The decision to perform a biopsy is often based on the assessment of the malignant and premalignant potential of a lesion. This nuanced judgment is based on extensive endoscopic experience. Our methodology can substantially aid in refining biopsy decisions and in classifying lesions as cancerous, neoplastic, or benign.

In addition, when estimating the depth of invasion for gastric cancer, discrepancies between endoscopist impressions and the actual pathological T stage are often observed. Our model achieved high performance in the prediction of the T stage, even in cases that showed discrepancies in the endoscopic and pathological T stages.
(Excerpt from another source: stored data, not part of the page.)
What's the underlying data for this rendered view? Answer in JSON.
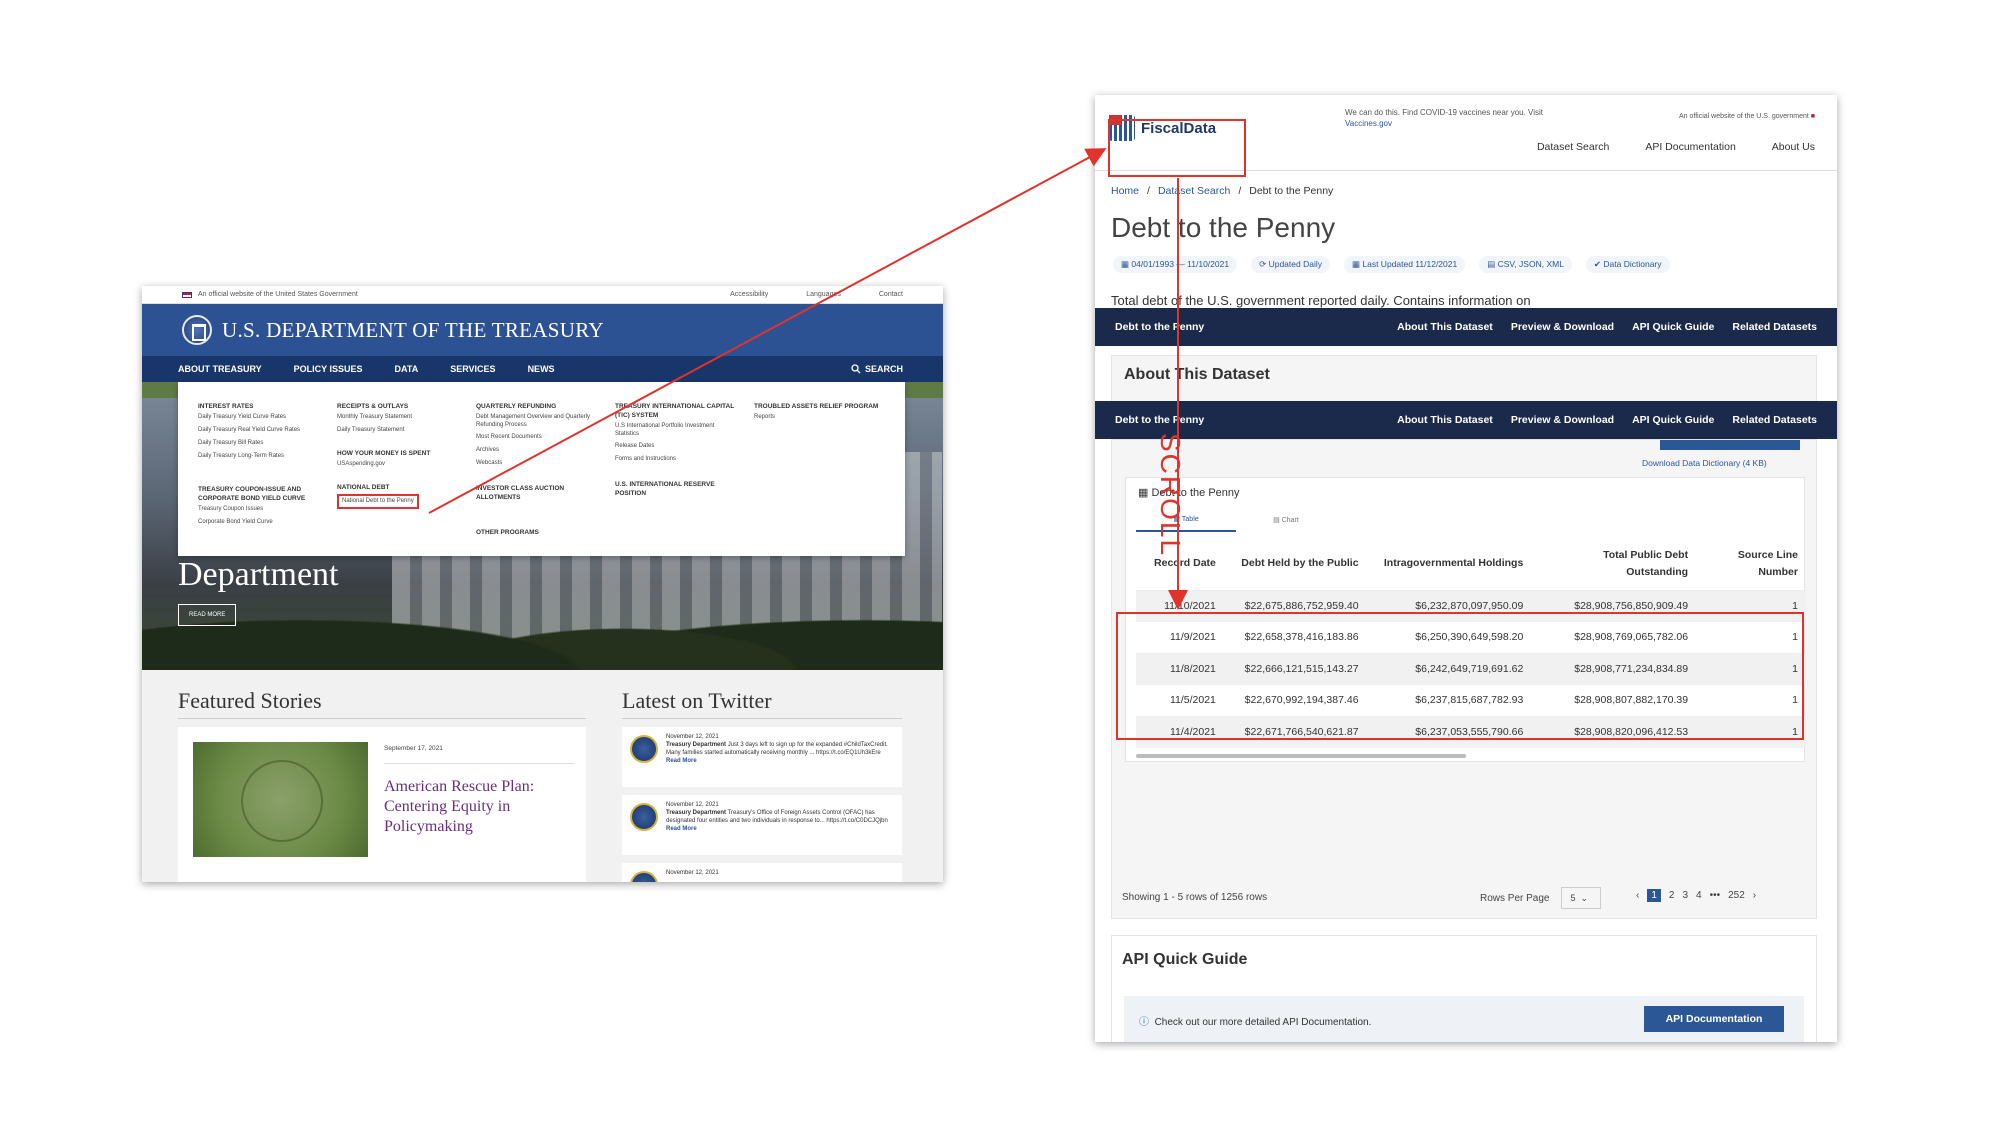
{
  "treasury": {
    "gov_banner": "An official website of the United States Government",
    "util_links": [
      "Accessibility",
      "Languages",
      "Contact"
    ],
    "title": "U.S. DEPARTMENT OF THE TREASURY",
    "nav": [
      "ABOUT TREASURY",
      "POLICY ISSUES",
      "DATA",
      "SERVICES",
      "NEWS"
    ],
    "search": "SEARCH",
    "mega": {
      "col1": {
        "h1": "INTEREST RATES",
        "items1": [
          "Daily Treasury Yield Curve Rates",
          "Daily Treasury Real Yield Curve Rates",
          "Daily Treasury Bill Rates",
          "Daily Treasury Long-Term Rates"
        ],
        "h2": "TREASURY COUPON-ISSUE AND CORPORATE BOND YIELD CURVE",
        "items2": [
          "Treasury Coupon Issues",
          "Corporate Bond Yield Curve"
        ]
      },
      "col2": {
        "h1": "RECEIPTS & OUTLAYS",
        "items1": [
          "Monthly Treasury Statement",
          "Daily Treasury Statement"
        ],
        "h2": "HOW YOUR MONEY IS SPENT",
        "items2": [
          "USAspending.gov"
        ],
        "h3": "NATIONAL DEBT",
        "items3": [
          "National Debt to the Penny"
        ]
      },
      "col3": {
        "h1": "QUARTERLY REFUNDING",
        "items1": [
          "Debt Management Overview and Quarterly Refunding Process",
          "Most Recent Documents",
          "Archives",
          "Webcasts"
        ],
        "h2": "INVESTOR CLASS AUCTION ALLOTMENTS",
        "h3": "OTHER PROGRAMS"
      },
      "col4": {
        "h1": "TREASURY INTERNATIONAL CAPITAL (TIC) SYSTEM",
        "items1": [
          "U.S International Portfolio Investment Statistics",
          "Release Dates",
          "Forms and Instructions"
        ],
        "h2": "U.S. INTERNATIONAL RESERVE POSITION"
      },
      "col5": {
        "h1": "TROUBLED ASSETS RELIEF PROGRAM",
        "items1": [
          "Reports"
        ]
      }
    },
    "hero_title": "Department",
    "read_more": "READ MORE",
    "featured_heading": "Featured Stories",
    "story": {
      "date": "September 17, 2021",
      "headline": "American Rescue Plan: Centering Equity in Policymaking"
    },
    "twitter_heading": "Latest on Twitter",
    "tweets": [
      {
        "date": "November 12, 2021",
        "author": "Treasury Department",
        "text": "Just 3 days left to sign up for the expanded #ChildTaxCredit. Many families started automatically receiving monthly ... https://t.co/EQ1Uh3kEre",
        "more": "Read More"
      },
      {
        "date": "November 12, 2021",
        "author": "Treasury Department",
        "text": "Treasury's Office of Foreign Assets Control (OFAC) has designated four entities and two individuals in response to... https://t.co/C0DCJQjbn",
        "more": "Read More"
      },
      {
        "date": "November 12, 2021"
      }
    ]
  },
  "fiscal": {
    "logo": "FiscalData",
    "covid": "We can do this. Find COVID-19 vaccines near you. Visit",
    "covid_link": "Vaccines.gov",
    "official": "An official website of the U.S. government",
    "nav": [
      "Dataset Search",
      "API Documentation",
      "About Us"
    ],
    "breadcrumb": [
      "Home",
      "Dataset Search",
      "Debt to the Penny"
    ],
    "title": "Debt to the Penny",
    "tags": [
      "04/01/1993 — 11/10/2021",
      "Updated Daily",
      "Last Updated 11/12/2021",
      "CSV, JSON, XML",
      "Data Dictionary"
    ],
    "description": "Total debt of the U.S. government reported daily. Contains information on intragovernmental holdings and debt held by the public.",
    "bar_title": "Debt to the Penny",
    "bar_links": [
      "About This Dataset",
      "Preview & Download",
      "API Quick Guide",
      "Related Datasets"
    ],
    "about_heading": "About This Dataset",
    "download_dict": "Download Data Dictionary (4 KB)",
    "table_caption": "Debt to the Penny",
    "tabs": [
      "Table",
      "Chart"
    ],
    "columns": [
      "Record Date",
      "Debt Held by the Public",
      "Intragovernmental Holdings",
      "Total Public Debt Outstanding",
      "Source Line Number"
    ],
    "rows": [
      [
        "11/10/2021",
        "$22,675,886,752,959.40",
        "$6,232,870,097,950.09",
        "$28,908,756,850,909.49",
        "1"
      ],
      [
        "11/9/2021",
        "$22,658,378,416,183.86",
        "$6,250,390,649,598.20",
        "$28,908,769,065,782.06",
        "1"
      ],
      [
        "11/8/2021",
        "$22,666,121,515,143.27",
        "$6,242,649,719,691.62",
        "$28,908,771,234,834.89",
        "1"
      ],
      [
        "11/5/2021",
        "$22,670,992,194,387.46",
        "$6,237,815,687,782.93",
        "$28,908,807,882,170.39",
        "1"
      ],
      [
        "11/4/2021",
        "$22,671,766,540,621.87",
        "$6,237,053,555,790.66",
        "$28,908,820,096,412.53",
        "1"
      ]
    ],
    "showing": "Showing 1 - 5 rows of 1256 rows",
    "rows_per_page_label": "Rows Per Page",
    "rows_per_page": "5",
    "pages": [
      "1",
      "2",
      "3",
      "4",
      "•••",
      "252"
    ],
    "api_heading": "API Quick Guide",
    "api_info": "Check out our more detailed API Documentation.",
    "api_button": "API Documentation"
  },
  "annotation": {
    "scroll_label": "SCROLL",
    "color": "#e0332c"
  }
}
Because treatment options for gastric cancer, such as endoscopic or surgical resection, often rely on the estimated T stage, this model could aid in accurate decisions for optimal treatment.

However, this study has a few limitations. The data used in this study were exclusively obtained from a single institution. Therefore, the algorithms employed in this study require external validation. Moreover, owing to the nature of Seoul National University Hospital, which is a tertiary hospital, there was a higher proportion of advanced cancer cases than of EGC or BGU cases, resulting in somewhat lower evaluation metrics, especially in the BGU and EGC classes. Additionally, data imbalance raises the possibility of bias towards cancerous lesions. Hence, securing multi-institutional data is recommended for external validation in future studies. Furthermore, because we could not compare the performance of the developed algorithm with that of an endoscopist using the same images, it is impossible to determine the true extent of the algorithm’s enhancement of the lesion detection rate or its potential impact.
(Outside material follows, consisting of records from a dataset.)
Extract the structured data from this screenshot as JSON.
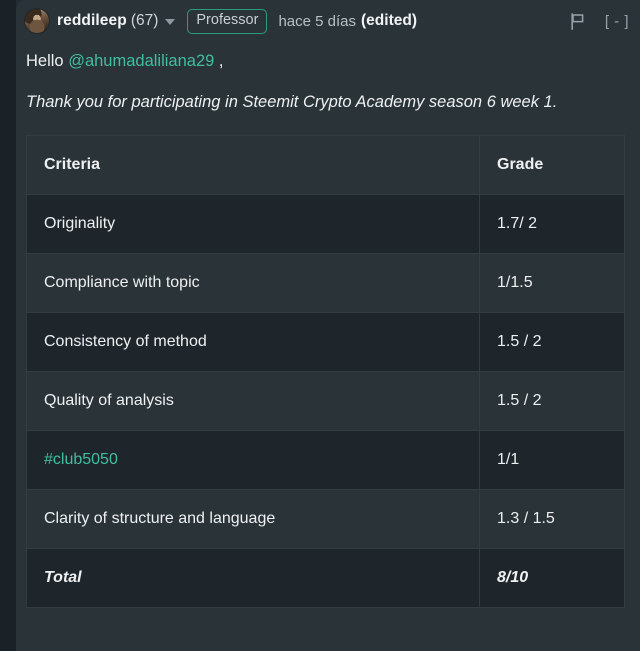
{
  "header": {
    "avatar_name": "user-avatar",
    "author": "reddileep",
    "reputation": "(67)",
    "role_badge": "Professor",
    "timestamp": "hace 5 días",
    "edited_label": "(edited)",
    "flag_icon": "flag-icon",
    "collapse_label": "[ - ]"
  },
  "body": {
    "greeting_prefix": "Hello",
    "mention": "@ahumadaliliana29",
    "greeting_suffix": ",",
    "intro_line": "Thank you for participating in Steemit Crypto Academy season 6 week 1."
  },
  "table": {
    "columns": [
      "Criteria",
      "Grade"
    ],
    "rows": [
      {
        "criteria": "Originality",
        "grade": "1.7/ 2",
        "is_link": false
      },
      {
        "criteria": "Compliance with topic",
        "grade": "1/1.5",
        "is_link": false
      },
      {
        "criteria": "Consistency of method",
        "grade": "1.5 / 2",
        "is_link": false
      },
      {
        "criteria": "Quality of analysis",
        "grade": "1.5 / 2",
        "is_link": false
      },
      {
        "criteria": "#club5050",
        "grade": "1/1",
        "is_link": true
      },
      {
        "criteria": "Clarity of structure and language",
        "grade": "1.3 / 1.5",
        "is_link": false
      }
    ],
    "total": {
      "criteria": "Total",
      "grade": "8/10"
    }
  },
  "colors": {
    "page_background": "#1b2227",
    "comment_background": "#2a3338",
    "row_alt_background": "#1e262c",
    "accent_teal": "#3fbfa0",
    "badge_border": "#2e9b7a",
    "text_primary": "#eef0f1",
    "text_muted": "#b7c0c5",
    "table_border": "#323c42"
  }
}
Compared with previous studies12,16,22,23, the strength of this study is its comprehensive inclusion of various lesions. Not only did we account for diverse cancers and premalignant lesions, but we also incorporated common benign lesions that show diverse endoscopic appearances, including BGUs, benign polyps, and benign erosions. This wide-ranging analysis ensured a thorough and representative evaluation, thus enhancing the applicability and robustness of the findings.

In summary, our model, which was tailored for detecting and classifying gastric cancers, dysplasia, and various benign lesions, demonstrated an outstanding performance and has the potential to assist clinicians in decision-making during endoscopic procedures.